My initial experiment was to try using tracing paper over the printed coding we had created – from here, my plan was to print an image of me (as the experiment) onto the tracing paper and use a black marker to block out or redact certain words from the coding.
I then tried using a number of different pens and even paint to use as the redacting as you see on government documents. Sadly, neither of these worked and were dark enough to create the desired effect as you can see below.
I was also unable to print directly onto the tracing paper…
Back to the drawing board
Ok so I really love the idea of the booklet as above but it just can’t work with the materials I have. Therefore I will try to create a similar effect in a digital manner.
As the above pictures show I decided to write the coding into the Python programmer with the help of my other half – I then copied this into photoshop using templates I’d previously chosen. I was unable to replicate the tracing paper over the coding but I actually really like the almost aggressive nature of the black redacted parts against the softer background. The black and white imagery also reflects that we are all viewed the same.
I then focussed on the title of the series – I’ve always wanted to incorporate a computer shortcut or hidden meaning – whilst not so hidden, I love the combination of CTRL and the lower case lettering in Courier New. I played around with the title for a while before moving onto the composition of the photos and wording.
When coding is written, it’s started high up in the left hand corner with no indentation, it’s quite squashed and the formatting isn’t easy to follow. I wanted to reflect this but decided to add more paragraph spacing and lay it out so it’s more visually appealing.
Experimenting as a Series within a Book
After the success of completing one example of the online portfolio of a person, I realised it could swiftly become a complete series – all based around different people from around the world. Take a portrait of someone, along with their listed interests and create a series of depictions about each person.

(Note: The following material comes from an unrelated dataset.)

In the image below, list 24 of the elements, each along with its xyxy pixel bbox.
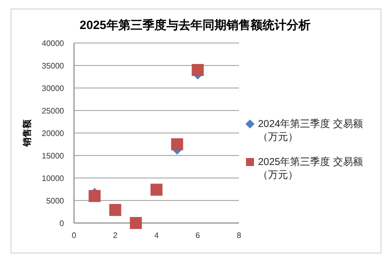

I’ve kept the colours just black and white for impact and to reflect the unambiguous nature of the way we’re viewed online.
I played about a lot with the title and subtitle and location of it on the front cover – I preferred the central layout but, as the computing expert told me, having it top left is more representative of how coding is laid out and used. I’d like to keep it as accurate as possible whilst also legible.

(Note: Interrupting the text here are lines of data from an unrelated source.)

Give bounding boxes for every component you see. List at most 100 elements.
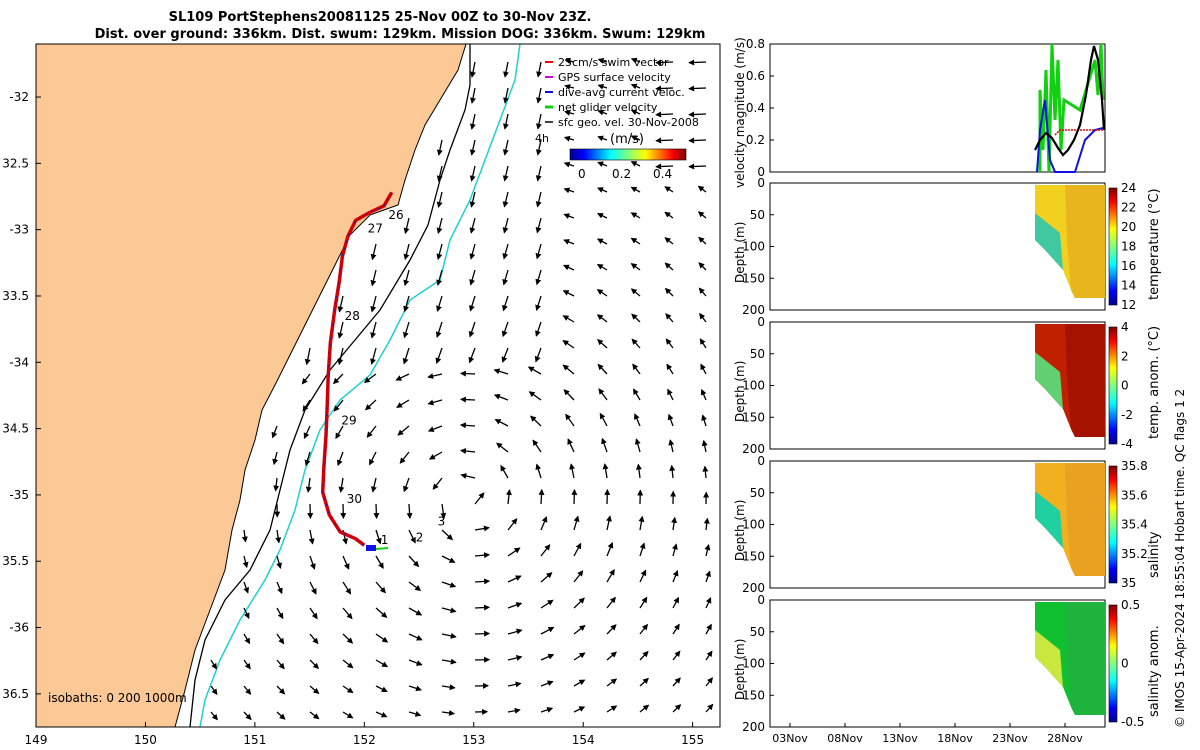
velocity-y-tick-label: 0.4 bbox=[746, 101, 765, 115]
velocity-arrow bbox=[565, 413, 575, 427]
section-y-tick-label: 100 bbox=[742, 379, 765, 393]
velocity-y-tick-label: 0.6 bbox=[746, 69, 765, 83]
velocity-arrow bbox=[639, 542, 646, 557]
velocity-arrow bbox=[700, 363, 707, 375]
velocity-arrow bbox=[705, 703, 714, 713]
velocity-arrow bbox=[672, 704, 682, 713]
velocity-arrow bbox=[596, 289, 608, 297]
section-y-tick-label: 200 bbox=[742, 442, 765, 456]
day-label: 30 bbox=[347, 492, 362, 506]
velocity-arrow bbox=[630, 186, 641, 193]
map-x-tick-label: 153 bbox=[462, 733, 485, 747]
velocity-arrow bbox=[363, 373, 377, 383]
section-y-tick-label: 0 bbox=[757, 454, 765, 468]
velocity-arrow bbox=[639, 650, 649, 661]
velocity-arrow bbox=[469, 113, 476, 130]
map-y-tick-label: 33.5 bbox=[2, 289, 29, 303]
velocity-arrow bbox=[606, 541, 614, 557]
velocity-arrow bbox=[342, 581, 352, 595]
map-y-ticks: -32 32.5 -33 33.5 -34 34.5 -35 35.5 -36 36.5 bbox=[2, 90, 41, 701]
velocity-arrow bbox=[597, 187, 608, 193]
velocity-arrow bbox=[596, 238, 608, 245]
velocity-arrow bbox=[441, 607, 457, 614]
velocity-arrow bbox=[435, 347, 443, 365]
velocity-arrow bbox=[563, 135, 575, 142]
velocity-arrow bbox=[527, 366, 542, 375]
velocity-arrow bbox=[569, 463, 576, 479]
velocity-arrow bbox=[638, 515, 645, 531]
velocity-arrow bbox=[563, 389, 575, 401]
colorbar-tick-0: 0 bbox=[578, 167, 586, 181]
isobath-label: isobaths: 0 200 1000m bbox=[48, 691, 187, 705]
section-ylabel: Depth (m) bbox=[733, 222, 747, 283]
velocity-arrow bbox=[573, 515, 580, 531]
velocity-arrow bbox=[305, 477, 312, 493]
velocity-arrow bbox=[440, 503, 447, 519]
map-legend: 25cm/s swim vector GPS surface velocity … bbox=[535, 56, 699, 181]
velocity-arrow bbox=[408, 685, 422, 692]
map-x-tick-label: 152 bbox=[353, 733, 376, 747]
legend-swim-vector-label: 25cm/s swim vector bbox=[558, 56, 669, 69]
velocity-arrow bbox=[534, 347, 542, 363]
legend-dive-avg-label: dive-avg current veloc. bbox=[558, 86, 685, 99]
velocity-arrow bbox=[502, 217, 509, 234]
velocity-arrow bbox=[573, 652, 586, 661]
section-colorbar-label: salinity anom. bbox=[1147, 625, 1162, 717]
velocity-arrow bbox=[474, 552, 490, 559]
velocity-arrow bbox=[441, 658, 457, 665]
velocity-arrow bbox=[705, 623, 712, 635]
velocity-arrow bbox=[500, 464, 509, 479]
velocity-y-tick-label: 0.8 bbox=[746, 37, 765, 51]
velocity-arrow bbox=[243, 711, 252, 721]
duration-label: 4h bbox=[535, 132, 549, 145]
map-x-ticks: 149 150 151 152 153 154 155 bbox=[25, 722, 704, 747]
velocity-arrow bbox=[375, 659, 389, 668]
velocity-arrow bbox=[571, 488, 578, 505]
velocity-arrow bbox=[633, 388, 641, 401]
velocity-arrow bbox=[702, 465, 709, 479]
velocity-arrow bbox=[632, 363, 641, 375]
velocity-arrow bbox=[375, 633, 389, 643]
colorbar-tick-1: 0.2 bbox=[612, 167, 631, 181]
velocity-arrow bbox=[502, 269, 509, 286]
velocity-arrow bbox=[665, 313, 674, 323]
velocity-arrow bbox=[403, 243, 410, 261]
legend-geo-velocity-label: sfc geo. vel. 30-Nov-2008 bbox=[558, 116, 699, 129]
velocity-arrow bbox=[459, 422, 476, 429]
track-end-net-velocity bbox=[375, 547, 389, 550]
velocity-arrow bbox=[403, 269, 410, 287]
velocity-arrow bbox=[441, 529, 454, 541]
section-y-tick-label: 200 bbox=[742, 720, 765, 734]
map-y-tick-label: 35.5 bbox=[2, 554, 29, 568]
velocity-arrow bbox=[672, 596, 680, 609]
velocity-arrow bbox=[309, 633, 319, 645]
velocity-arrow bbox=[688, 59, 707, 66]
legend-geo-velocity: sfc geo. vel. 30-Nov-2008 bbox=[545, 116, 699, 129]
velocity-arrow bbox=[630, 288, 641, 297]
velocity-arrow bbox=[501, 321, 509, 338]
velocity-arrow bbox=[699, 338, 707, 349]
velocity-arrow bbox=[375, 607, 388, 618]
section-y-tick-label: 50 bbox=[750, 347, 765, 361]
velocity-arrow bbox=[639, 704, 650, 713]
section-x-tick-label: 18Nov bbox=[937, 732, 973, 745]
velocity-arrow bbox=[597, 58, 608, 64]
velocity-arrow bbox=[562, 364, 575, 375]
velocity-arrow bbox=[503, 61, 509, 78]
colorbar-tick-2: 0.4 bbox=[653, 167, 672, 181]
velocity-arrow bbox=[602, 463, 609, 479]
section-panel-2: 0 50 100 150 200 Depth (m) 4 2 0 -2 -4 temp. anom. … bbox=[733, 315, 1162, 456]
velocity-arrow bbox=[459, 370, 476, 377]
velocity-arrow bbox=[567, 438, 575, 453]
velocity-arrow bbox=[634, 438, 641, 453]
velocity-arrow bbox=[630, 57, 641, 64]
velocity-arrow bbox=[688, 85, 707, 92]
section-colorbar-tick: 22 bbox=[1121, 201, 1136, 215]
velocity-arrow bbox=[276, 555, 282, 569]
velocity-arrow bbox=[540, 544, 551, 557]
velocity-arrow bbox=[459, 396, 476, 403]
velocity-arrow bbox=[408, 633, 423, 641]
section-colorbar-tick: 0.5 bbox=[1121, 598, 1140, 612]
velocity-arrow bbox=[436, 165, 443, 182]
section-data-edge bbox=[1035, 630, 1063, 687]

I really like the muted effect of this book – the dark cover and monotone images highlight the message I am trying to convey. It’s really representative of the moodboards I completed last week.
Experimenting with Poster Campaign
After realising the potential message I was putting across, I realised this could be a fantsatic campaign for awareness of our social media footprint and how it can affect our social and mental states. Looking further into this, the awareness of how marketing and websites take our information and only feedback to us the ads they think we want to see. This form of censorship means we don’t get to see immediately the information from unbiased sources, but in fact only information the social media sites choose to show us based on our list of “interests”…
It could be a really powerful way of promoting peoples awareness of the things the do and look at online and could help people understand that there is more beyond what social media allows them to see.